Fear is probably the# 1 part impeding scribes from ascertaining success in their business. I’ve had many writers tell me they’re afraid of neglecting, afraid of rejection, afraid of bad refreshes, afraid parties will laugh at them, afraid readers will dislike their volume, afraid people will adjudicate them or tell them they are selfishly consuming their hour writing when they could be doing something more productive or meaningful.
There are probably more reasonableness to be afraid than there are to keep writing.
Let’s face it. Every single writer has and will have negative responses from their writing. There will always be people that dislike, maybe even hate, your work. That’s life. The sooner it is able to accept and expect it, the easier it will be to knock over your fear.
One of the most difficult of and most crucial attitudes columnists need to master is summed up in the famous messages of Franklin Roosevelt: “The only thing we have to fear is fear itself.”
Words have superpower. They stimulate emotion–even apathy. While some will praise you for what you write–or for precisely writing instead of doing something else–others will be inspired, uplifted, and entertained by your work, your themes, and your messages.
So long as you earnestly study the spacecraft of writing this report, apply what you learn and put in the hours of rehearsal … so long as you are teachable and listen to constructive criticism and work to improve your poor areas … so long as you throw in the dedication to write your best book, you will see a measure of success.
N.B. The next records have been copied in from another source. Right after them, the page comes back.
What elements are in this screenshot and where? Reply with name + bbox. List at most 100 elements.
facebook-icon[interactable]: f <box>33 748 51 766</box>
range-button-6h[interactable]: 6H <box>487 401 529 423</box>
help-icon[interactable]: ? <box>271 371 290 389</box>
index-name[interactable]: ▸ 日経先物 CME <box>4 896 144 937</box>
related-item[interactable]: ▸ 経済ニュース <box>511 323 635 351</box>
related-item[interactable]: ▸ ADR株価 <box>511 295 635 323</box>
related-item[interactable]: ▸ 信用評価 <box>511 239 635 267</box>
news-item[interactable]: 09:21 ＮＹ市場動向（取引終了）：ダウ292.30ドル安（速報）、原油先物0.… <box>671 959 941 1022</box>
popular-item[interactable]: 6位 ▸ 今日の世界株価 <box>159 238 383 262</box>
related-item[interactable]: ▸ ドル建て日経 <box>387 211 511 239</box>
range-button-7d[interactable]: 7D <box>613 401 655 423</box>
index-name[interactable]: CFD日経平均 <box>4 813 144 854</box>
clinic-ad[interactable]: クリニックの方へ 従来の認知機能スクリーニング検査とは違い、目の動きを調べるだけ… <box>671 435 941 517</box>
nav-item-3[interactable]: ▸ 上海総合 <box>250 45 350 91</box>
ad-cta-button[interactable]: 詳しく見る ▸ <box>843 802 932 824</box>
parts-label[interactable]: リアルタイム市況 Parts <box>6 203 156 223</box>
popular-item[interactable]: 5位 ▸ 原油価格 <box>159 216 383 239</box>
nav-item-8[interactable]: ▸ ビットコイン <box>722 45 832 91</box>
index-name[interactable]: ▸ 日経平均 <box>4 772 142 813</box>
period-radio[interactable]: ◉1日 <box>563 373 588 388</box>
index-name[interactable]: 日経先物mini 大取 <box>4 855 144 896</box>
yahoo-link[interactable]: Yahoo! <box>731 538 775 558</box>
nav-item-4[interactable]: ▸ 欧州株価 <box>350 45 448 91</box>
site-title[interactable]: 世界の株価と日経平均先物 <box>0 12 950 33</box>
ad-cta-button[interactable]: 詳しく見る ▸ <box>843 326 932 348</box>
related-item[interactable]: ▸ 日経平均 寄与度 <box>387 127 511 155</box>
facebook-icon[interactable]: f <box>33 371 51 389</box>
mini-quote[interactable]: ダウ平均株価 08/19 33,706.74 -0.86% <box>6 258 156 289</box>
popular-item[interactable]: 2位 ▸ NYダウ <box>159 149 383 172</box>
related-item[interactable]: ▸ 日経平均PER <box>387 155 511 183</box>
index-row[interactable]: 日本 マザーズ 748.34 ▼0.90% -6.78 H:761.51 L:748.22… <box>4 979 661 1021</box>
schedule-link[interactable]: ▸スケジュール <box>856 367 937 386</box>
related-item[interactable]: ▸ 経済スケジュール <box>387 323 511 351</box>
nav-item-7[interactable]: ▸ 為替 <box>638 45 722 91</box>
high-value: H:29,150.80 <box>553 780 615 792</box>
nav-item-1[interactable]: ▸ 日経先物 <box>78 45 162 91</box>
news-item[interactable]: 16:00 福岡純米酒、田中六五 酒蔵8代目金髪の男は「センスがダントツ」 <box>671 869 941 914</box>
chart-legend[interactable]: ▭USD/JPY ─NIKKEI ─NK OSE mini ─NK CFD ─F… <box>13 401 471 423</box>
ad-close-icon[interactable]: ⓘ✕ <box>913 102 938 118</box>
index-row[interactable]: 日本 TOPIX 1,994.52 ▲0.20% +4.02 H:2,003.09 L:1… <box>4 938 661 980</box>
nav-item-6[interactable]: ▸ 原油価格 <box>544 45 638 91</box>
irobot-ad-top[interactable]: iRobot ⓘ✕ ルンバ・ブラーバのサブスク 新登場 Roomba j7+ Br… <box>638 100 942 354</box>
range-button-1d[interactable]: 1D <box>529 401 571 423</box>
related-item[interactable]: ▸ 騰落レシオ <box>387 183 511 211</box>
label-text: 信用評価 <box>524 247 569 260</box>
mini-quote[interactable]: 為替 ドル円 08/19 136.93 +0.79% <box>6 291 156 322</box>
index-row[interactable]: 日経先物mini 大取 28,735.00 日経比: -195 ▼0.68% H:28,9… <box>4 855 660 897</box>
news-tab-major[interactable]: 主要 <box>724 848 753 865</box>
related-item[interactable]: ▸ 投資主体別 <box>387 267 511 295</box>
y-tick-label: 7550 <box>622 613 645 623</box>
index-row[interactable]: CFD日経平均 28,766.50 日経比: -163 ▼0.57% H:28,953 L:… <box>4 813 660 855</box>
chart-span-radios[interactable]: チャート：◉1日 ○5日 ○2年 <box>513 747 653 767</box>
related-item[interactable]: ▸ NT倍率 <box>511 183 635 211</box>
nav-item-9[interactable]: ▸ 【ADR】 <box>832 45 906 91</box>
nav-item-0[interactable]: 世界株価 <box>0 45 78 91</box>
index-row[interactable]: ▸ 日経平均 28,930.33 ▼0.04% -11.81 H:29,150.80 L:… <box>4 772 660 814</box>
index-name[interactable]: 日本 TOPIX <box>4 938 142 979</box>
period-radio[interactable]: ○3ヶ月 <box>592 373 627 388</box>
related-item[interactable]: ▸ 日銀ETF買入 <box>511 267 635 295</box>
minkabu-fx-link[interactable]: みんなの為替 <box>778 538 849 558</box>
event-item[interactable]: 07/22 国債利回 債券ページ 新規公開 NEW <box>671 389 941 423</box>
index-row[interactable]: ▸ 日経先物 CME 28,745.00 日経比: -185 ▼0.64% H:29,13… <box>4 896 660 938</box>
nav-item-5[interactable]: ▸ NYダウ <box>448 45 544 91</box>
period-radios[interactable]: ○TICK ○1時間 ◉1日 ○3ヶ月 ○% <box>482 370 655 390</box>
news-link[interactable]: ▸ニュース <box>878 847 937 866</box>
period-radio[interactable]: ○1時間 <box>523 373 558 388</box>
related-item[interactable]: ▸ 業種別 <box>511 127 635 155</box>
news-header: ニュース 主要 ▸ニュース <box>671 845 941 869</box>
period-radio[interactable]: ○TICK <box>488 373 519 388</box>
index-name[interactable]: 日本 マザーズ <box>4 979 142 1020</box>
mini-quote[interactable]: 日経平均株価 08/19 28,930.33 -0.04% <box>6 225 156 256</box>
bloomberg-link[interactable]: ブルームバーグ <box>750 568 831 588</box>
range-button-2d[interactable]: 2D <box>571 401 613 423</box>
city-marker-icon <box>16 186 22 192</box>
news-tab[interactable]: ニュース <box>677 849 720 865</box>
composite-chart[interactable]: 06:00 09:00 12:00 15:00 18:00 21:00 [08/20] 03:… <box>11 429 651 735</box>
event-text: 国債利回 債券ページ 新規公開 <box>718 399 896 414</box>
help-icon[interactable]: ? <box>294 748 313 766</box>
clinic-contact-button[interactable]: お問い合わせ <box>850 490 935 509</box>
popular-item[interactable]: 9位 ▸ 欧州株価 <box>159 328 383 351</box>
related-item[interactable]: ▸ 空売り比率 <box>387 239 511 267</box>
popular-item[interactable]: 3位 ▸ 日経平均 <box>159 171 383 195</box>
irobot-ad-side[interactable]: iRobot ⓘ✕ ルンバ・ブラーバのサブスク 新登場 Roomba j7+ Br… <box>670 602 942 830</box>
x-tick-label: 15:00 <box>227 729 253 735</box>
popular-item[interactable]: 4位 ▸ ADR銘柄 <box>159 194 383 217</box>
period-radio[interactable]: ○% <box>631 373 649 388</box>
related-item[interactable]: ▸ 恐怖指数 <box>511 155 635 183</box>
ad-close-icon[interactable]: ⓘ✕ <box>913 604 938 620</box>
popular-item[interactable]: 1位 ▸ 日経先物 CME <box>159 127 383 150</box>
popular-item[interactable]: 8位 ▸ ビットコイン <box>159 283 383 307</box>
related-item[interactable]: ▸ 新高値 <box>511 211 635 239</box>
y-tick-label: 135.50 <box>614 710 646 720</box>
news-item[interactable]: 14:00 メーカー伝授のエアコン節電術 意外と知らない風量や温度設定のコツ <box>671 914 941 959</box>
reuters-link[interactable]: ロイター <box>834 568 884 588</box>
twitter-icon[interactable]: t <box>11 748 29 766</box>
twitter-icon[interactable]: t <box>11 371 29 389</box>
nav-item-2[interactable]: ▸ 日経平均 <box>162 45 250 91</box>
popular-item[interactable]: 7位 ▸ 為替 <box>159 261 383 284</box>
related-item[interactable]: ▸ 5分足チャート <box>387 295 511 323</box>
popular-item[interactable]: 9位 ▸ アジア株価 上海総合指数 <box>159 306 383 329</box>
You will get to that finishing line of publishing the book of your dreams.
When? I don’t have a crystal ball. But I can tell you that you need to keep your eye on the efforts and not the calendar.
Don’t let fear draw your focus away from your goals. Fear loves to attach its head out of the sand each time we embark on something new. Even if it’s something we’ve ever wanted to do, panic will tell us time and again why we can’t, or why we shouldn’t.
For many of us, fear starts mental roadblocks, but we must remember to look beyond our dreads. Don’t allow fear to control you.
When we work from a situate of dread, it infects all the aspects of “peoples lives”. You may be afraid that if you co-opt time for writing, other areas of your life may lose. Your family may end up hating you. Your collaborator will leave you. Your works will pile up. You’ll have a nervous breakdown.
Maybe you don’t think you have any fear when it comes to writing. If not, more capability to you! You’ll perhaps find this pathway to self-publishing easier than others. And maybe you’ll think of supportive gratuities to share with those in this course that are struggling with fear.
I think my biggest fear is related to imposter syndrome. I’m so surprised how many uber-successful creatives I know face down this fear all the time. Want to know something surprising? Many of the most successful creatives face down imposter condition regularly.
What is it? You feel like you’re a counterfeit. That you’re just feigning you have talent. And sooner or later your deceit are likely to be exposed, and you’ll be humiliated and revealed to be incompetent. All that feigning will cause the world to laugh at you.
There’s a fine cable between having confidence and pride in their capabilities, aptitudes, and accomplishments and being delusional! Some of us fret we are deceiving ourselves in imagining we are good scribes, our journals are worth being best seller, and that we deserve the acclaim and approval we long for.
All I can say to that is remind yourself your spokesperson interests. Your unique creativity is a solid and important contribution to the world. Yes, you can always deter learning and improving, but the more you ended yourself as a professional, adept, and genuine columnist, the less you’ll be haunted by imposter syndrome.
I have to bring in the nervousnes recitation from one of my favorite tales: Dune. “I must not fear. Fear is the mind-killer. Fear is the little fatality that brings total obliteration. I will face my horror. I will permit it to pass over me and through me. And when it has gone past I will turn the inner see to see its track. Where the panic has exited there will be nothing. Only I will remain.”
Honestly, this works to dispel the fright. Print it out. Recite this when you are facing down your loathsome fear. It’s brilliant!
Be Proactive about Your Fear
Fear getting bad reviews? Hire a professional writing coach and writer to help you see the flaws in your writing or your formation. Make the improvements so you’ll gain confidence in your talent. Connect with other writers and craft critiques.
This is something I hope you will all do here, on members of the forum. I detected a great critique partner on a writing forum. Post what you’re writing about and query people in our group. It’s not essential that other writers write in your genre. In fact, the best feedback I’ve gotten over the years is from books who offered to read my novels that did not read–and sometimes did not like–my genre.
Want good sales? Be sure you design a great cover or pay health professionals to do so. Oh, and the book description better be excellent, with your keywords and keyword phrases scattered in( no worries if you are clueless about that–we will cover it exhaustively in this course ).
Want to get lots of great, influential book reviews? You’ll need to do your homework and learn how to find and query top reviewers and make a list of those people so when your sketch is ready to send out, you’ll be set.
Ask yourself how you’ll feel twenty years from today if you failed to go after your dreams due to fear. Can you live with that?
How do you combat fear? Accept that it’s always going to be there to some degree. But it doesn’t have to slow or stop you.